- Relator(a)
- Ministra Regina Helena Costa
- Órgão julgador
- Primeira Turma
- Data do julgamento
- 09/06/2025
- Data de publicação
- 12/06/2025
STJ – Acórdão, Rel. Ministra Regina Helena Costa, Primeira Turma, j. 09/06/2025, p. 12/06/2025
PREVIDENCIÁRIO. PROCESSUAL CIVIL. AGRAVO INTERNO EM RECURSO ESPECIAL. TRABALHADOR RURAL. SALÁRIO-MATERNIDADE. PROVAS NÃO CONTEMPORÂNEAS. NÃO CARACTERIZAÇÃO. DOCUMENTO POSTERIOR AO FATO GERADOR. ARGUMENTOS INSUFICIENTES PARA DESCONSTITUIR A DECISÃO ATACADA. APLICAÇÃO DE MULTA. ART. 1.021, § 4º, DO CPC. DESCABIMENTO. I - Esta Corte orienta-se no sentido de que, conquanto não se exija a contemporaneidade da prova material durante todo o período que se pretende comprovar o exercício de atividade rural, deve haver ao menos um início razoável de prova material contemporânea aos fatos alegados, admitida sua complementação mediante depoimentos de testemunhas.

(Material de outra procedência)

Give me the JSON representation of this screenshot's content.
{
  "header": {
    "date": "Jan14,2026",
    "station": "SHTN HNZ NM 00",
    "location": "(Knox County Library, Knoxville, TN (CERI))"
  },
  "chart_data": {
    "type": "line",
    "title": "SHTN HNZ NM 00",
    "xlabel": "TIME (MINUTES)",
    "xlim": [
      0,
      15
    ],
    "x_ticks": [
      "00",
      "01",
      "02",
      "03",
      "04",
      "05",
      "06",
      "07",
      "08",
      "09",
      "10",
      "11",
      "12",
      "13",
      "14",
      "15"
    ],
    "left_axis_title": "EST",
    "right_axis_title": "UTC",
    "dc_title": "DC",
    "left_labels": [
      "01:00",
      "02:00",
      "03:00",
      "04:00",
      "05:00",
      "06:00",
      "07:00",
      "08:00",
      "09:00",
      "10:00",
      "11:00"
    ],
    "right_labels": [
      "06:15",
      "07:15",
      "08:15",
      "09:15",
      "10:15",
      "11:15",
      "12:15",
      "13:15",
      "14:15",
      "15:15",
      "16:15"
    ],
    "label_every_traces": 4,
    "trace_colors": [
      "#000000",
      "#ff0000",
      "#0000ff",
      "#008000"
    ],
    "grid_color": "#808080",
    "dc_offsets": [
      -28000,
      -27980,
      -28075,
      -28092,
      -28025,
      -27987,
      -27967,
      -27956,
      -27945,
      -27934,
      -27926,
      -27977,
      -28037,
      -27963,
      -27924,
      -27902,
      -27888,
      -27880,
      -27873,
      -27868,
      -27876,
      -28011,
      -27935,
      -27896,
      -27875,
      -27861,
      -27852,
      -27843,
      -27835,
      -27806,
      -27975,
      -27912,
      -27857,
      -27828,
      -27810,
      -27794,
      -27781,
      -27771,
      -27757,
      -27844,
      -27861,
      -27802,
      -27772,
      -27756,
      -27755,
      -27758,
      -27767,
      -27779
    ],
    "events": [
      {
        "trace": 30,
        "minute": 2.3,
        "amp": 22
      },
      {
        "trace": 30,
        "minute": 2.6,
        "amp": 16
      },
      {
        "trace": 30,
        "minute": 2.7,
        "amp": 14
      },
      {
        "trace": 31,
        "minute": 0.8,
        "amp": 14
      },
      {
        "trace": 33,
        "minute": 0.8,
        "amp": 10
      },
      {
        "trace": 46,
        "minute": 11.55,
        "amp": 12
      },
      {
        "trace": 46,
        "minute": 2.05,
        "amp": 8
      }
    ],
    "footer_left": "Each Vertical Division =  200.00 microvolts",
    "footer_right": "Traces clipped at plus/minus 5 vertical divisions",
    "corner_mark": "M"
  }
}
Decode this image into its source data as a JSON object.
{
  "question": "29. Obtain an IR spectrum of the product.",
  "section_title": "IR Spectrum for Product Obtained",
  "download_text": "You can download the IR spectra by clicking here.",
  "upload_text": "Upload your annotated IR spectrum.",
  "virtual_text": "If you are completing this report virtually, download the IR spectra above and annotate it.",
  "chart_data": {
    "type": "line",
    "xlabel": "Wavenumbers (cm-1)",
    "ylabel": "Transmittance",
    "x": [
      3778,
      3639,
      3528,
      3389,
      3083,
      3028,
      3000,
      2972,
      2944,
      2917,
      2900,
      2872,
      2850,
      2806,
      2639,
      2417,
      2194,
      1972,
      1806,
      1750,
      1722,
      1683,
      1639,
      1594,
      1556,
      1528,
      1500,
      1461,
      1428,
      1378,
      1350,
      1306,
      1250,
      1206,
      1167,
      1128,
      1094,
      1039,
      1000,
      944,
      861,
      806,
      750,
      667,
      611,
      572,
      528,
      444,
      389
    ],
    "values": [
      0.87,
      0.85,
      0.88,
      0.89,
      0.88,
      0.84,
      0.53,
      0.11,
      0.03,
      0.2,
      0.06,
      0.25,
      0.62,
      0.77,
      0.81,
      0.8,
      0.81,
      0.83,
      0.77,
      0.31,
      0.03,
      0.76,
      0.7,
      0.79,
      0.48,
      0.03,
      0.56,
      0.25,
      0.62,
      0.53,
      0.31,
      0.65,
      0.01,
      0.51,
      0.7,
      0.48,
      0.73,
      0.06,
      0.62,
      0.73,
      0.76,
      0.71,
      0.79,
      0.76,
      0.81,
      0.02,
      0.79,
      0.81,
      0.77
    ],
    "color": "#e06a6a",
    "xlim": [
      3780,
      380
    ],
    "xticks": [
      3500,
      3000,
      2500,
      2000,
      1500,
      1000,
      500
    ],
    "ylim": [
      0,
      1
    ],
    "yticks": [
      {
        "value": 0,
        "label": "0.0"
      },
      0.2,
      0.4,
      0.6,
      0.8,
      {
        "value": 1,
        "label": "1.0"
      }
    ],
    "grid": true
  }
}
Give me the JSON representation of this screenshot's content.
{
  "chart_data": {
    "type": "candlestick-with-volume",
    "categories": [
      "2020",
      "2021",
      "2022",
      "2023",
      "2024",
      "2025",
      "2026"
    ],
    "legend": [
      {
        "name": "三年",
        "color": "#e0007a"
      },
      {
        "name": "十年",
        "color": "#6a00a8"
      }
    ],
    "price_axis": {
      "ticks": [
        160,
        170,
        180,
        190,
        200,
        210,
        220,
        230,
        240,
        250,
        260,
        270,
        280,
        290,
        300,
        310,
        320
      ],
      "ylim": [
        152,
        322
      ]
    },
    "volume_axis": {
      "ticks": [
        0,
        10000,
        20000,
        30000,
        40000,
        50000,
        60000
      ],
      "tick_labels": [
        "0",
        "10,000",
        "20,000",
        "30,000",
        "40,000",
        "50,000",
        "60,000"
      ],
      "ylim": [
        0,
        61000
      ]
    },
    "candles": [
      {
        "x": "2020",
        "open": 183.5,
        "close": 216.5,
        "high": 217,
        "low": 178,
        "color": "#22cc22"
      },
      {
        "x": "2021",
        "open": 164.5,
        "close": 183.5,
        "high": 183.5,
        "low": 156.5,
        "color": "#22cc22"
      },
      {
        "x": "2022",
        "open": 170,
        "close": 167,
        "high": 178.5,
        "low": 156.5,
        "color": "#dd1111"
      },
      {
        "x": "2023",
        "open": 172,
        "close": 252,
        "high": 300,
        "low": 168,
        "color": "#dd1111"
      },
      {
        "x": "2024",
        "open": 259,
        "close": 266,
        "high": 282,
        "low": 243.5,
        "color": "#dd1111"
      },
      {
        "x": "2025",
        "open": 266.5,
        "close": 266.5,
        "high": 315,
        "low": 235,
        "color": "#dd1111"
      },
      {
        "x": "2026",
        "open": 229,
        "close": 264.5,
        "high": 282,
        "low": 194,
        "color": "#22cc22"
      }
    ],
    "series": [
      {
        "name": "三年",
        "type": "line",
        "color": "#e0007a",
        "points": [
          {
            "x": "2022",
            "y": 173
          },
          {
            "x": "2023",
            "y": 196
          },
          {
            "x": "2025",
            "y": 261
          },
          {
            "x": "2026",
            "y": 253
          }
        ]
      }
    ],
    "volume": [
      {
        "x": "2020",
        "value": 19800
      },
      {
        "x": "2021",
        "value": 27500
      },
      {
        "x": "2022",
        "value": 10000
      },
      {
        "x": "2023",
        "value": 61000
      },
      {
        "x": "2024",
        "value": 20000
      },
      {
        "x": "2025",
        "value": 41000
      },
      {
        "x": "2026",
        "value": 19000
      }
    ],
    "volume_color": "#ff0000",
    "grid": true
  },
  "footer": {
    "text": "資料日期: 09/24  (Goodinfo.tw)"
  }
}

II - In casu, a certidão de nascimento da criança, produzida após o fato gerador do benefício, não caracteriza prova material contemporânea apta à caracterização da qualidade de segurado especial. III - A Agravante não apresenta, no agravo, argumentos suficientes para desconstituir a decisão recorrida. IV - Em regra, descabe a imposição da multa prevista no art. 1.021, § 4º, do Código de Processo Civil em razão do mero desprovimento do Agravo Interno em votação unânime, sendo necessária a configuração da manifesta inadmissibilidade ou improcedência do recurso a autorizar sua aplicação, o que não ocorreu no caso. V - Agravo Interno improvido. (AgInt no REsp n. 2.190.094/MA, relatora Ministra Regina Helena Costa, Primeira Turma, julgado em 9/6/2025, DJEN de 12/6/2025.)